Where I work we don’t use GitHub, but we do use Copilot. It took a long time before it was opened up for us to be able to use it, as deals had to be struck and accounts and auth setup to use our corporate logins, which have different rules for data privacy than public use of Copilot. We are explicitly forbidden from using the public version of Copilot, or any other AI for that matter.
I can only assume that companies paying for GitHub also pay for enhanced levels of privacy. Just because a company can pay GitHub not to train on their data, doesn’t mean they’re not going to train on your data that is being hosted for free. They are almost certainly crawling all free repos.

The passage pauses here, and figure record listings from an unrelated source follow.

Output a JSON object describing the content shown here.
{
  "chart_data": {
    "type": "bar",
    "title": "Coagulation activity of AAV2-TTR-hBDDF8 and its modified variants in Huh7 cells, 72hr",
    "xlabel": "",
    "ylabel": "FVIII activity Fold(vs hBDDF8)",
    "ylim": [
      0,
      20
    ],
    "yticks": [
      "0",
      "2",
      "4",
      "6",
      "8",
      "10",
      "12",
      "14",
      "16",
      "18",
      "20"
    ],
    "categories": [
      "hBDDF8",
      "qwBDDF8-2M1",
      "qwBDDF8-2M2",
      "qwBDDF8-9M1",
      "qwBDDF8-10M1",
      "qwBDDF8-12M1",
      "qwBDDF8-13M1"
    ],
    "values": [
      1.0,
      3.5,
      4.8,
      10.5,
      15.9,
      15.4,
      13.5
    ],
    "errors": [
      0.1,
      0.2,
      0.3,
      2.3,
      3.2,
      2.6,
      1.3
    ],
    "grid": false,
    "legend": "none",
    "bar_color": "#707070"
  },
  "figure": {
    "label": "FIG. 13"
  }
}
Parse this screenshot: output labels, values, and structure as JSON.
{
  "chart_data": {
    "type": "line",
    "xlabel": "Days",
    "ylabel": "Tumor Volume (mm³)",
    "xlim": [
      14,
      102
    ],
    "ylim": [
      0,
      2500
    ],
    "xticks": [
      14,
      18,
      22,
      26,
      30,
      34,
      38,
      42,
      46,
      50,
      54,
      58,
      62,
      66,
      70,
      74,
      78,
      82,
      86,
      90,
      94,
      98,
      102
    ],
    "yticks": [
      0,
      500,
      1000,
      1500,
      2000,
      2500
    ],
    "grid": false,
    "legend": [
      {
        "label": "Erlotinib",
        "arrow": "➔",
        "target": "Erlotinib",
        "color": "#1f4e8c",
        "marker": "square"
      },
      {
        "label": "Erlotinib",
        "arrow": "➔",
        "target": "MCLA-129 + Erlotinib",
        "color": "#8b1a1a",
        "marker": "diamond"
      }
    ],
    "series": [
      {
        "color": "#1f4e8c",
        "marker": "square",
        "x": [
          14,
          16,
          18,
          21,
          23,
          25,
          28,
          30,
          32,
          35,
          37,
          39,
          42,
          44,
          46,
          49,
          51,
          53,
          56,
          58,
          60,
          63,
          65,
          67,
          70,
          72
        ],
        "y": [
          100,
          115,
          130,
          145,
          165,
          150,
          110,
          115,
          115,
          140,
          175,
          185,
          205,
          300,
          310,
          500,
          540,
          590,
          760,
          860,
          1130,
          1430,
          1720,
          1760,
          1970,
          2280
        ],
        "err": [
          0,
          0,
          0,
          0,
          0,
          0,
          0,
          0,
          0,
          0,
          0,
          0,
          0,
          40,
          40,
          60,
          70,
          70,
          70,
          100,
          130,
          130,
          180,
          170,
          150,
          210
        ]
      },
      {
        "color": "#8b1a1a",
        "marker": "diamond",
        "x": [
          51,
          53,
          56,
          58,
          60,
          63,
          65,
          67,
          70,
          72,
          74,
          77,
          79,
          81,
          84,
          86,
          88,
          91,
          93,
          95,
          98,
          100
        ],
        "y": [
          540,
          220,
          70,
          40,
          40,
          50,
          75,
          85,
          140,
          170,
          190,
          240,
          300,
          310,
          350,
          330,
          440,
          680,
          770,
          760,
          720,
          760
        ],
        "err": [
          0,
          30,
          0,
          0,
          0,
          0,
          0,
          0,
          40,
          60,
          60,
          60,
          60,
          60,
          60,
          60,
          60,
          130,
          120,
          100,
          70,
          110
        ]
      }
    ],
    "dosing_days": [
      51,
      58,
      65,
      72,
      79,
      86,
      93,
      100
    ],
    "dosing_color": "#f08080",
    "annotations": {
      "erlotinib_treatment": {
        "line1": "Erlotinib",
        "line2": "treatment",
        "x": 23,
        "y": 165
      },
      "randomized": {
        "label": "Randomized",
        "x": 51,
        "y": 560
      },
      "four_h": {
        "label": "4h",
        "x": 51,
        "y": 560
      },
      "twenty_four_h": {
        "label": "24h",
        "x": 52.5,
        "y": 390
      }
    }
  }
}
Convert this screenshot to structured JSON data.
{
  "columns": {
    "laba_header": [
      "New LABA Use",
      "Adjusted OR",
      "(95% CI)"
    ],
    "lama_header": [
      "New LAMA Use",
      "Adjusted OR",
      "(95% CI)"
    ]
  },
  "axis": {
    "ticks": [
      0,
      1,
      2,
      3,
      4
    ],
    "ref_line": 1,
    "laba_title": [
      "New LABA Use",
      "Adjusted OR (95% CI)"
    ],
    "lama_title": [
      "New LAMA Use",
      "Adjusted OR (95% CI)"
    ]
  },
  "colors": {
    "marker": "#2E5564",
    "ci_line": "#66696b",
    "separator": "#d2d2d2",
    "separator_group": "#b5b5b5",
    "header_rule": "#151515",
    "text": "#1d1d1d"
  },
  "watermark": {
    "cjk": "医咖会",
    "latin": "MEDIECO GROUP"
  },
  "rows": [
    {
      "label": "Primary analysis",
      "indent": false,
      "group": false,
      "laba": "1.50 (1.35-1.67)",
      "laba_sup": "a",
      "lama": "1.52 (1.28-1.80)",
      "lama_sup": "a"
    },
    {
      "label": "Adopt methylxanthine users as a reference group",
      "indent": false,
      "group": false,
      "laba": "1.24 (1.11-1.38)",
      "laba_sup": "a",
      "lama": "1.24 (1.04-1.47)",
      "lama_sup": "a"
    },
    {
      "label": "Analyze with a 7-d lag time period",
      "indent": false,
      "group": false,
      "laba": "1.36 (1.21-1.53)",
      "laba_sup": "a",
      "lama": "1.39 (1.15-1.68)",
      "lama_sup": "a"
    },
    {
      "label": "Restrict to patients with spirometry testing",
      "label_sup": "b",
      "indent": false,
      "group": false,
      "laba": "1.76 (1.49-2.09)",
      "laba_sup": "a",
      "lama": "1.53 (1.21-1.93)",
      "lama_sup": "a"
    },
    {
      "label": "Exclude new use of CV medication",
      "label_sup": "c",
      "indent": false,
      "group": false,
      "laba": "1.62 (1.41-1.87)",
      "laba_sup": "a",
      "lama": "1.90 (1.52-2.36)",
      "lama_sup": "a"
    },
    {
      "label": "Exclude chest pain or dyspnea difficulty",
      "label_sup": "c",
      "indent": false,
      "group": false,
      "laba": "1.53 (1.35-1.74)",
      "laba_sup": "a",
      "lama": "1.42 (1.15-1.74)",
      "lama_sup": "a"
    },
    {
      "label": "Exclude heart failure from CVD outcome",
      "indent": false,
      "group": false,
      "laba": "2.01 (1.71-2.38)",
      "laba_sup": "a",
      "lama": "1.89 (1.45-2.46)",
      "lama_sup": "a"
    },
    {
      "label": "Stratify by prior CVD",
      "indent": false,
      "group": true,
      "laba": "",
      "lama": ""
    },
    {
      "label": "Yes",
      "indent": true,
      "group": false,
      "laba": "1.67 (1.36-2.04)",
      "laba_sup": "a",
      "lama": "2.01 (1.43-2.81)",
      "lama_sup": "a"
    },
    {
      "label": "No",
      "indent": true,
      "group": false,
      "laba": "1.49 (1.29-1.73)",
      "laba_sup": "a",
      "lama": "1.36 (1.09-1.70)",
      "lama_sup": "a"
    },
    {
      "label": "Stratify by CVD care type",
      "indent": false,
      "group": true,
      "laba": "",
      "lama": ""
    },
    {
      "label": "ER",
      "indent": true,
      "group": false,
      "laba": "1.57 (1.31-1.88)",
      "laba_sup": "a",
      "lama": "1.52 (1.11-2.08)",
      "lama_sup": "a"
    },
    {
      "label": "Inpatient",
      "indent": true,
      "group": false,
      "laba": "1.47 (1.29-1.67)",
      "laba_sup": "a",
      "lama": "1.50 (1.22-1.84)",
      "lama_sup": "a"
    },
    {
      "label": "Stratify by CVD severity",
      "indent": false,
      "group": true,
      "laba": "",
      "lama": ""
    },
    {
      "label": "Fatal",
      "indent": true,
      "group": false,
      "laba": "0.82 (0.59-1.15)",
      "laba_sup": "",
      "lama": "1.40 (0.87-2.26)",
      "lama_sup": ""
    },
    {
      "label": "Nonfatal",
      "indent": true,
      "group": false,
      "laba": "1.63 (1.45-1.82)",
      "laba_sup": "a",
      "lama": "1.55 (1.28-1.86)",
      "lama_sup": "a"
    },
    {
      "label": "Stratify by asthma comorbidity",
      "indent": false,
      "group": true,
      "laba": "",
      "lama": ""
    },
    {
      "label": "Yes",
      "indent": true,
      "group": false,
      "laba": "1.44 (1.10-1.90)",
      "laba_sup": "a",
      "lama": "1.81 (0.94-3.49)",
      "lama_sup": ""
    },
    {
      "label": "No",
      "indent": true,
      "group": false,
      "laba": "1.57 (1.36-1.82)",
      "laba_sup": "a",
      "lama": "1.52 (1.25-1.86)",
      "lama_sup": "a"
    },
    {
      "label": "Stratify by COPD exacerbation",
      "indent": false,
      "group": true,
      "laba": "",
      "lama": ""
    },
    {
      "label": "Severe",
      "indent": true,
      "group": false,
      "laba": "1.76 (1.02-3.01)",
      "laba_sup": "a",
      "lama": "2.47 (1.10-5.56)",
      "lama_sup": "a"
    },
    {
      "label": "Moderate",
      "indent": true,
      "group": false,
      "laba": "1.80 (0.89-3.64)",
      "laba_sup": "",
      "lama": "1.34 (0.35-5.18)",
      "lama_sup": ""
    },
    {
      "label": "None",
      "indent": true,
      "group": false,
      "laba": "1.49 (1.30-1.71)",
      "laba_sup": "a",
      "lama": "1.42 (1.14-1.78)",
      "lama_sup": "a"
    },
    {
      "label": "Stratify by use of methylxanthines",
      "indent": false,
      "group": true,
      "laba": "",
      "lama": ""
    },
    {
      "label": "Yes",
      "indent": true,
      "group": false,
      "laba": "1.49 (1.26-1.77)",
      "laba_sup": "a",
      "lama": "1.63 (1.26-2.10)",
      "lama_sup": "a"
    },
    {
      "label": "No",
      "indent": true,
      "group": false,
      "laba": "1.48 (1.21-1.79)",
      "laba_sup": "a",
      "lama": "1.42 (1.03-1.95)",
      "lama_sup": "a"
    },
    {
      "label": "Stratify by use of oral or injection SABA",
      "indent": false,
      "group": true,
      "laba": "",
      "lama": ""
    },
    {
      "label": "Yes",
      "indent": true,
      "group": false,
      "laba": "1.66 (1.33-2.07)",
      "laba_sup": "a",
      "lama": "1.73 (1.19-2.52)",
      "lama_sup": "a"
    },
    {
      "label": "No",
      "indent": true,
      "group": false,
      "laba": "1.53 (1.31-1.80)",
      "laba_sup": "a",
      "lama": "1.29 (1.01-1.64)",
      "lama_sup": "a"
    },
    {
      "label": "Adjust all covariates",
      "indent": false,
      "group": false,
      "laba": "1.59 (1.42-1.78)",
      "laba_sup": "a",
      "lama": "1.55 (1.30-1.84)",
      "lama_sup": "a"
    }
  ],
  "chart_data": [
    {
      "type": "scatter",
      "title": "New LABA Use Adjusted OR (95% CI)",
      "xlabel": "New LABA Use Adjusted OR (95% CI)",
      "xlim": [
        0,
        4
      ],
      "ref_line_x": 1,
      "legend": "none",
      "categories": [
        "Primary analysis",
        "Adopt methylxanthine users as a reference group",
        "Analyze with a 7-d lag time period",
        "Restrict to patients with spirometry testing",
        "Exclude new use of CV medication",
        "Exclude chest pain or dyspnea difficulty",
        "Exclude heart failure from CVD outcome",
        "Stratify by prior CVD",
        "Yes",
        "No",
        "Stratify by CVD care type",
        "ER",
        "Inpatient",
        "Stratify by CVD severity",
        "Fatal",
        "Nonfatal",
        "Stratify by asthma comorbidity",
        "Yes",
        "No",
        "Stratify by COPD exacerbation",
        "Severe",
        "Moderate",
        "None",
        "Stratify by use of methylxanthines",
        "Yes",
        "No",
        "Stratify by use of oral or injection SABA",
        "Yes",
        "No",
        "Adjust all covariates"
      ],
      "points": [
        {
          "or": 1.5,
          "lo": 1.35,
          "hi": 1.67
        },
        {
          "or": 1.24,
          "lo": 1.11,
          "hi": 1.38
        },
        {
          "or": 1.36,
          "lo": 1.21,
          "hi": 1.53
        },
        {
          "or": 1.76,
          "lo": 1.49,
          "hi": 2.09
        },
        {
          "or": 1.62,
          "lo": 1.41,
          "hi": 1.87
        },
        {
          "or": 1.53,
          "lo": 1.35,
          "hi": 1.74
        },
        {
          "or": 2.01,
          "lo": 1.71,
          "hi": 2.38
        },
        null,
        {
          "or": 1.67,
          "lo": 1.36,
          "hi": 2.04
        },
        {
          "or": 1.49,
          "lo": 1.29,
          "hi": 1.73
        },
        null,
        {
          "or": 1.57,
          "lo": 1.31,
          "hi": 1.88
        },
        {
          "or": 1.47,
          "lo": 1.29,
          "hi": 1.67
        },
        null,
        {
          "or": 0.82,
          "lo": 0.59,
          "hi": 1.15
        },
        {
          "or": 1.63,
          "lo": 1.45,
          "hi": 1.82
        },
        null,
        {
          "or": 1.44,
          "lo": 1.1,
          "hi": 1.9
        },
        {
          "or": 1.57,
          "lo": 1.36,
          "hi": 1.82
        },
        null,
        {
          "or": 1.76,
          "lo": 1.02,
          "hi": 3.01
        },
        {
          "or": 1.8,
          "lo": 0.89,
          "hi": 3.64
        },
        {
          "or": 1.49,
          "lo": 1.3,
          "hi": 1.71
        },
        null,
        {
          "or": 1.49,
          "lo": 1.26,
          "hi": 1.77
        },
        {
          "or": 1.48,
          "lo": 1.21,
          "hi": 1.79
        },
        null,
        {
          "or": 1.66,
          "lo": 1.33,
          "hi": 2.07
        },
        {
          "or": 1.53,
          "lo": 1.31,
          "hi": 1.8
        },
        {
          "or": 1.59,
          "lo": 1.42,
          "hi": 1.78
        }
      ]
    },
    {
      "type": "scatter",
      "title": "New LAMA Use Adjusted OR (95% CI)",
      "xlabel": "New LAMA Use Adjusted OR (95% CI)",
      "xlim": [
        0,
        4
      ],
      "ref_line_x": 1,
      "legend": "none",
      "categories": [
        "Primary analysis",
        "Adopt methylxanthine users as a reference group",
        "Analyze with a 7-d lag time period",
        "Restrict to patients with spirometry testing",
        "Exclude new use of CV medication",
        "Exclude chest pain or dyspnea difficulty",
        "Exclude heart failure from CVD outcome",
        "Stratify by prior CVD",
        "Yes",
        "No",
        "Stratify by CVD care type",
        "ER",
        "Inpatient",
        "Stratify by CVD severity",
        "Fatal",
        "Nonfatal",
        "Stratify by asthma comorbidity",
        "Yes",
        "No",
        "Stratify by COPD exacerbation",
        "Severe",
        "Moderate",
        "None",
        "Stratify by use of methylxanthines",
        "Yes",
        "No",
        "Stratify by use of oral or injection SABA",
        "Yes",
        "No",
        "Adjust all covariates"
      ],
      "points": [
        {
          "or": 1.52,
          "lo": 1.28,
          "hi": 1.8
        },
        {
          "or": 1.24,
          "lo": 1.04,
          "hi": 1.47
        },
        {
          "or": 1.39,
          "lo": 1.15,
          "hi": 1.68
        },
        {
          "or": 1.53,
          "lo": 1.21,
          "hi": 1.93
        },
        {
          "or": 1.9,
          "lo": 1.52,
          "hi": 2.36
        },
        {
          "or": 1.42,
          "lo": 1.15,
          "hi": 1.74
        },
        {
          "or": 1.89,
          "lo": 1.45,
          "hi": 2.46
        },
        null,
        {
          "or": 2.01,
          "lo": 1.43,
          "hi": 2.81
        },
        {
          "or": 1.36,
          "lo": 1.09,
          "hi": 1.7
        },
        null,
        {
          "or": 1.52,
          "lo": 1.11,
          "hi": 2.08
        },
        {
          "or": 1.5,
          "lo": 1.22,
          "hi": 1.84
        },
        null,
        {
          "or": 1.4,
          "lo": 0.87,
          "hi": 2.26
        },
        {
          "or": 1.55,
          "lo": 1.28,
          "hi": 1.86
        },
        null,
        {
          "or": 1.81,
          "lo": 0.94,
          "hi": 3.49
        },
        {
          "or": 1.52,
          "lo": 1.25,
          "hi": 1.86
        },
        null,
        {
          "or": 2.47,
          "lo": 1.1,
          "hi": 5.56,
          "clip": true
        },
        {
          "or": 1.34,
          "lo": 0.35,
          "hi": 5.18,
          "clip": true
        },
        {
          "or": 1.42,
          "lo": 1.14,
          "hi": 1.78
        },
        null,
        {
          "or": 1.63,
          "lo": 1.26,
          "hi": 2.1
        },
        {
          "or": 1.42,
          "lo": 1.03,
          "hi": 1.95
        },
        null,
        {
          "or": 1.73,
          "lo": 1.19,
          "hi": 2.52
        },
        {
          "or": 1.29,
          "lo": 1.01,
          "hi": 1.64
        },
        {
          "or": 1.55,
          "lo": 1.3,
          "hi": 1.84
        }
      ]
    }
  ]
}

Assumptions are not sufficient when it comes to basic human rights. And my assumption is that they do or will use your data from their own interest as the likelihood that someone within Microsoft will benefit tends to 1 as time tends to infinity.
privacy needs to be verifiable (Apple has show this is possible with private cloud compute)
I dunno. For one thing, those companies are paying GitHub a lot of money for the enterprise version, separately hosted (right?). The data isn't actually available to Microsoft employees or LLMs, absent some security flaw or backdoor. For another, companies that pay for this also (sample size is small, though) have automation that scans GitHub repos, issues, etc for any secrets and require them to be removed and scrubbed from history, implying that they don't trust even the self-hosted GitHub Enterprise as much as you do.
I see secrets as a different issue. Putting those in an issue or repo exposes them to potentially hundreds of people within your own company, that's bad practice.
I remember awhile back that they were and do train on repositories to the point that I never wanted to use GitHub for anything other than submitting bug reports to projects.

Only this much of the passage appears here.